Okay, okay, you have full permission to go to Nashville and do nothing but eat and listen to music. You could easily focus on these two activities and have an unforgettable experience. In case you need to do something between meals to help you digest, here are a few ideas.
- Go to the Men’s Room at the Hermitage Hotel
When we told people we were staying at the Hermitage Hotel, they’d say “Be sure to check out the Men’s Room. It’s famous.” So late one night we had Chuck check for occupants and when he gave us the all clear we went in. There is a blocked tunnel legislators used to go to and fro from the Capitol. The lavatory is beautiful and unique with green subway glass and art deco décor. Then my sister-in-law’s mom, Chetty, came to give me a tour of Nashville. First stop the Men’s Room, but from a slightly different perspective. Chetty sourced the glass for the bathroom and the lobby stained glass when the hotel was restored to its former glory.

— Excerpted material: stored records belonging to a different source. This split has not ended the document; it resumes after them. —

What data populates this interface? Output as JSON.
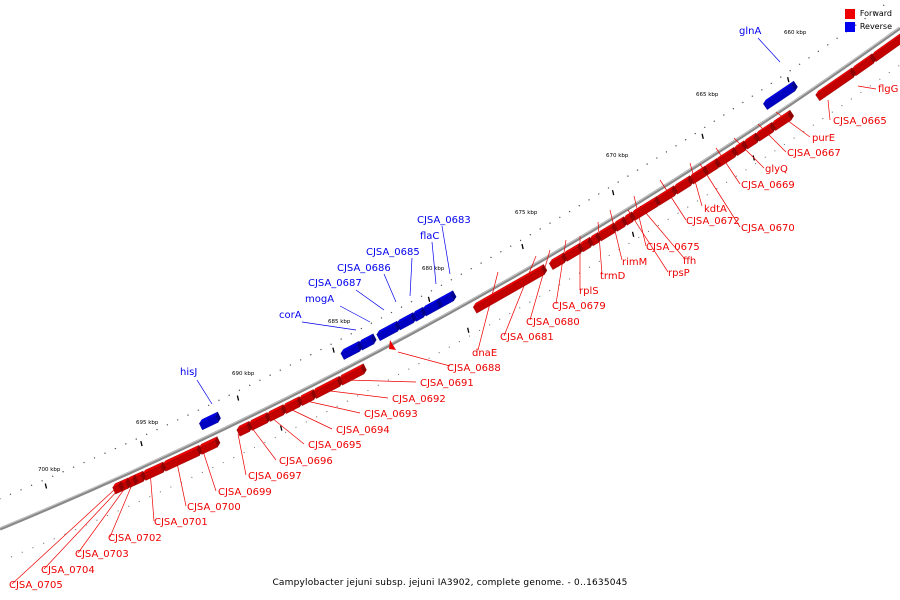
{
  "caption": "Campylobacter jejuni subsp. jejuni IA3902, complete genome. - 0..1635045",
  "legend": [
    {
      "label": "Forward",
      "color": "#ee0000"
    },
    {
      "label": "Reverse",
      "color": "#0000ee"
    }
  ],
  "colors": {
    "forward": "#ee0000",
    "reverse": "#0000ee",
    "backbone": "#808080"
  },
  "ruler": [
    "660 kbp",
    "665 kbp",
    "670 kbp",
    "675 kbp",
    "680 kbp",
    "685 kbp",
    "690 kbp",
    "695 kbp",
    "700 kbp"
  ],
  "features": [
    {
      "name": "glnA",
      "strand": "reverse"
    },
    {
      "name": "flgG",
      "strand": "forward"
    },
    {
      "name": "CJSA_0665",
      "strand": "forward"
    },
    {
      "name": "purE",
      "strand": "forward"
    },
    {
      "name": "CJSA_0667",
      "strand": "forward"
    },
    {
      "name": "glyQ",
      "strand": "forward"
    },
    {
      "name": "CJSA_0669",
      "strand": "forward"
    },
    {
      "name": "kdtA",
      "strand": "forward"
    },
    {
      "name": "CJSA_0670",
      "strand": "forward"
    },
    {
      "name": "CJSA_0672",
      "strand": "forward"
    },
    {
      "name": "CJSA_0675",
      "strand": "forward"
    },
    {
      "name": "ffh",
      "strand": "forward"
    },
    {
      "name": "rpsP",
      "strand": "forward"
    },
    {
      "name": "rimM",
      "strand": "forward"
    },
    {
      "name": "trmD",
      "strand": "forward"
    },
    {
      "name": "rplS",
      "strand": "forward"
    },
    {
      "name": "CJSA_0679",
      "strand": "forward"
    },
    {
      "name": "CJSA_0680",
      "strand": "forward"
    },
    {
      "name": "CJSA_0681",
      "strand": "forward"
    },
    {
      "name": "dnaE",
      "strand": "forward"
    },
    {
      "name": "CJSA_0688",
      "strand": "forward"
    },
    {
      "name": "CJSA_0683",
      "strand": "reverse"
    },
    {
      "name": "flaC",
      "strand": "reverse"
    },
    {
      "name": "CJSA_0685",
      "strand": "reverse"
    },
    {
      "name": "CJSA_0686",
      "strand": "reverse"
    },
    {
      "name": "CJSA_0687",
      "strand": "reverse"
    },
    {
      "name": "mogA",
      "strand": "reverse"
    },
    {
      "name": "corA",
      "strand": "reverse"
    },
    {
      "name": "hisJ",
      "strand": "reverse"
    },
    {
      "name": "CJSA_0691",
      "strand": "forward"
    },
    {
      "name": "CJSA_0692",
      "strand": "forward"
    },
    {
      "name": "CJSA_0693",
      "strand": "forward"
    },
    {
      "name": "CJSA_0694",
      "strand": "forward"
    },
    {
      "name": "CJSA_0695",
      "strand": "forward"
    },
    {
      "name": "CJSA_0696",
      "strand": "forward"
    },
    {
      "name": "CJSA_0697",
      "strand": "forward"
    },
    {
      "name": "CJSA_0699",
      "strand": "forward"
    },
    {
      "name": "CJSA_0700",
      "strand": "forward"
    },
    {
      "name": "CJSA_0701",
      "strand": "forward"
    },
    {
      "name": "CJSA_0702",
      "strand": "forward"
    },
    {
      "name": "CJSA_0703",
      "strand": "forward"
    },
    {
      "name": "CJSA_0704",
      "strand": "forward"
    },
    {
      "name": "CJSA_0705",
      "strand": "forward"
    }
  ]
}
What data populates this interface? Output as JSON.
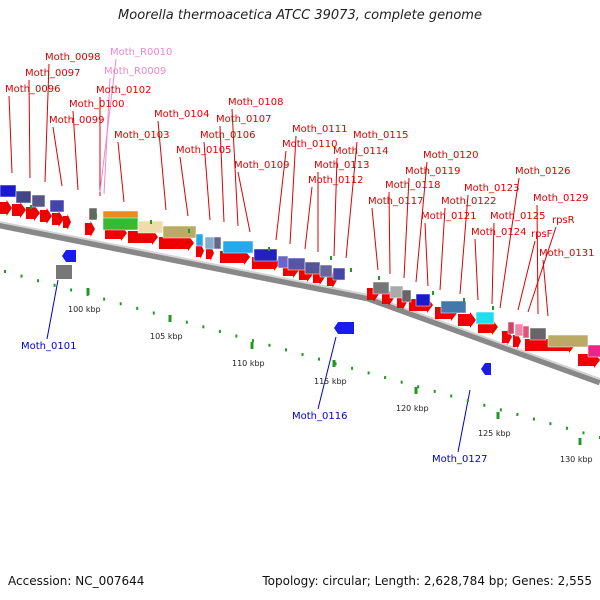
{
  "title": "Moorella thermoacetica ATCC 39073, complete genome",
  "accession": "Accession: NC_007644",
  "topology": "Topology: circular; Length: 2,628,784 bp; Genes: 2,555",
  "ruler_ticks": [
    {
      "kbp": 100,
      "label": "100 kbp"
    },
    {
      "kbp": 105,
      "label": "105 kbp"
    },
    {
      "kbp": 110,
      "label": "110 kbp"
    },
    {
      "kbp": 115,
      "label": "115 kbp"
    },
    {
      "kbp": 120,
      "label": "120 kbp"
    },
    {
      "kbp": 125,
      "label": "125 kbp"
    },
    {
      "kbp": 130,
      "label": "130 kbp"
    }
  ],
  "colors": {
    "forward_label": "#dd0000",
    "reverse_label": "#0000cc",
    "rna_label": "#ee88cc",
    "axis": "#888888",
    "tick": "#229922",
    "arrow": "#ee0000"
  },
  "forward_labels": [
    {
      "text": "Moth_0096"
    },
    {
      "text": "Moth_0097"
    },
    {
      "text": "Moth_0098"
    },
    {
      "text": "Moth_0099"
    },
    {
      "text": "Moth_0100"
    },
    {
      "text": "Moth_0102"
    },
    {
      "text": "Moth_0103"
    },
    {
      "text": "Moth_0104"
    },
    {
      "text": "Moth_0105"
    },
    {
      "text": "Moth_0106"
    },
    {
      "text": "Moth_0107"
    },
    {
      "text": "Moth_0108"
    },
    {
      "text": "Moth_0109"
    },
    {
      "text": "Moth_0110"
    },
    {
      "text": "Moth_0111"
    },
    {
      "text": "Moth_0112"
    },
    {
      "text": "Moth_0113"
    },
    {
      "text": "Moth_0114"
    },
    {
      "text": "Moth_0115"
    },
    {
      "text": "Moth_0117"
    },
    {
      "text": "Moth_0118"
    },
    {
      "text": "Moth_0119"
    },
    {
      "text": "Moth_0120"
    },
    {
      "text": "Moth_0121"
    },
    {
      "text": "Moth_0122"
    },
    {
      "text": "Moth_0123"
    },
    {
      "text": "Moth_0124"
    },
    {
      "text": "Moth_0125"
    },
    {
      "text": "Moth_0126"
    },
    {
      "text": "rpsF"
    },
    {
      "text": "rpsR"
    },
    {
      "text": "Moth_0129"
    },
    {
      "text": "Moth_0131"
    }
  ],
  "rna_labels": [
    {
      "text": "Moth_R0010"
    },
    {
      "text": "Moth_R0009"
    }
  ],
  "reverse_labels": [
    {
      "text": "Moth_0101"
    },
    {
      "text": "Moth_0116"
    },
    {
      "text": "Moth_0127"
    }
  ]
}
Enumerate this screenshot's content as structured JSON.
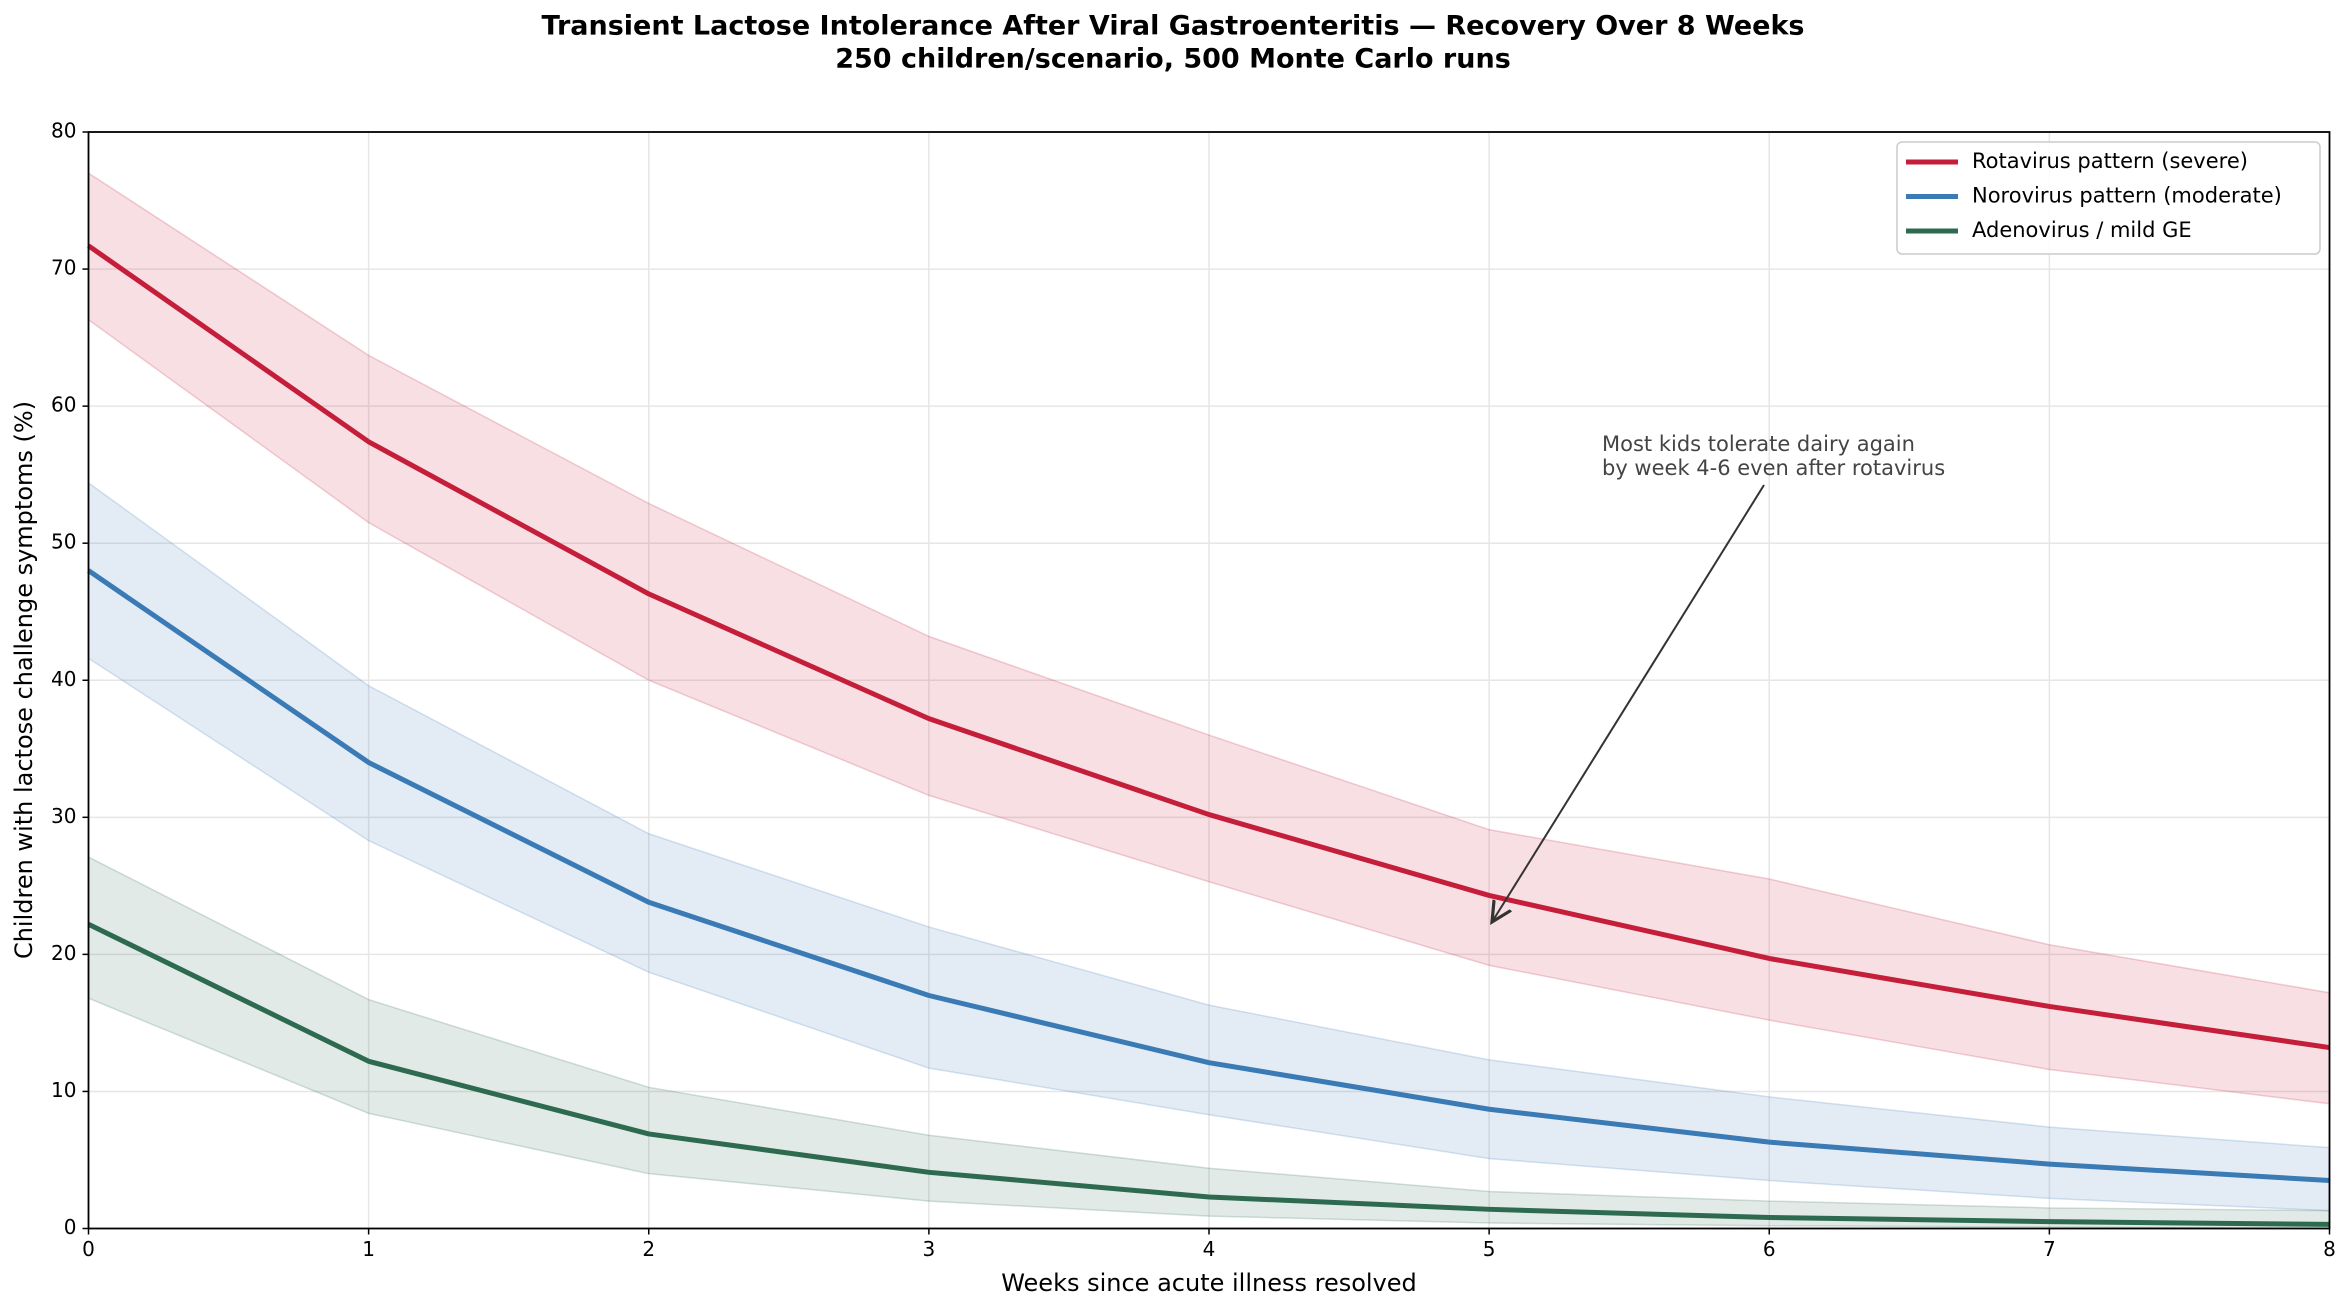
{
  "chart_data": {
    "type": "line",
    "title": "Transient Lactose Intolerance After Viral Gastroenteritis — Recovery Over 8 Weeks",
    "subtitle": "250 children/scenario, 500 Monte Carlo runs",
    "x_label": "Weeks since acute illness resolved",
    "y_label": "Children with lactose challenge symptoms (%)",
    "x": [
      0,
      1,
      2,
      3,
      4,
      5,
      6,
      7,
      8
    ],
    "series": [
      {
        "name": "Rotavirus pattern (severe)",
        "color": "#c41e3a",
        "values": [
          71.7,
          57.4,
          46.3,
          37.2,
          30.2,
          24.3,
          19.7,
          16.2,
          13.2
        ],
        "lower": [
          66.3,
          51.5,
          40.0,
          31.6,
          25.3,
          19.2,
          15.2,
          11.6,
          9.1
        ],
        "upper": [
          77.0,
          63.7,
          52.9,
          43.2,
          36.0,
          29.1,
          25.5,
          20.7,
          17.2
        ]
      },
      {
        "name": "Norovirus pattern (moderate)",
        "color": "#3a7ab5",
        "values": [
          48.0,
          34.0,
          23.8,
          17.0,
          12.1,
          8.7,
          6.3,
          4.7,
          3.5
        ],
        "lower": [
          41.6,
          28.3,
          18.7,
          11.7,
          8.3,
          5.1,
          3.5,
          2.2,
          1.3
        ],
        "upper": [
          54.4,
          39.6,
          28.8,
          22.0,
          16.3,
          12.3,
          9.6,
          7.4,
          5.9
        ]
      },
      {
        "name": "Adenovirus / mild GE",
        "color": "#2d6a4f",
        "values": [
          22.2,
          12.2,
          6.9,
          4.1,
          2.3,
          1.4,
          0.8,
          0.5,
          0.3
        ],
        "lower": [
          16.8,
          8.4,
          4.0,
          2.0,
          0.9,
          0.4,
          0.2,
          0.1,
          0.0
        ],
        "upper": [
          27.1,
          16.7,
          10.3,
          6.8,
          4.4,
          2.7,
          2.0,
          1.5,
          1.3
        ]
      }
    ],
    "annotation": [
      "Most kids tolerate dairy again",
      "by week 4-6 even after rotavirus"
    ],
    "xlim": [
      0,
      8
    ],
    "xticks": [
      0,
      1,
      2,
      3,
      4,
      5,
      6,
      7,
      8
    ],
    "ylim": [
      0,
      80
    ],
    "yticks": [
      0,
      10,
      20,
      30,
      40,
      50,
      60,
      70,
      80
    ],
    "grid": true,
    "legend": "upper right"
  }
}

- Ride a bike along the Cumberland riverfront
Not so appealing in January–when I was there it was too cold. Nashville has a city bike program so you can rent, grab and go. The last mayor promoted building lots more trails and connecting greenways, plus there are new bike lanes on roads. Start your adventure near the Shelby Street Bridge and park by the Titans’ stadium. Bonus: get a great view of downtown Nashville
This replica was built for the USA Centennial celebration in 1876 and maintained by the citizens of Nashville. (They heard the other one was falling down.) It has an art gallery inside, check for hours.
- Shop for books
My friends bought boots on Broadway at one of the 3 or 4 boot stores. I made a beeline for Parnassus Books. A citadel for independent bookstores and owned by author Ann Patchett, you can purchase all of her novels signed and request to have them personalized. Or you can discover a new author. We spent over an hour here (and I will not admit how much money. I spent) They ship to your home—one day soon it will be like the day the Scholastic books arrived in the classroom. Yippee.
Nashville is rich in history: Native American, Natchez Trace, Trail of Tears, Daniel Boone, Civil War, Civil Rights, Country Music. Everyday we were there we overheard people talking about the war. At first we were not sure what war. Upon more careful eavesdropping we realized they were talking about the Civil War! (Let it go.) We made quick stops at Sunnyside antebellum plantation home and Travellers Rest where the Confederate generals were headquartered during the battle for Nashville.
If I had more time, I might have also taken in the Johnny Cash museum or the Country Music Hall of Fame. Or go shopping in Franklin or The Gulch. My list is based on recommendations from locals we met along the way and my sister-in-law’s family who hosted me one afternoon.
For more ideas check out the fun little guide Nashville: Wildsam Field Guides. Or watch the HBO Sonic Highways episode on Nashville.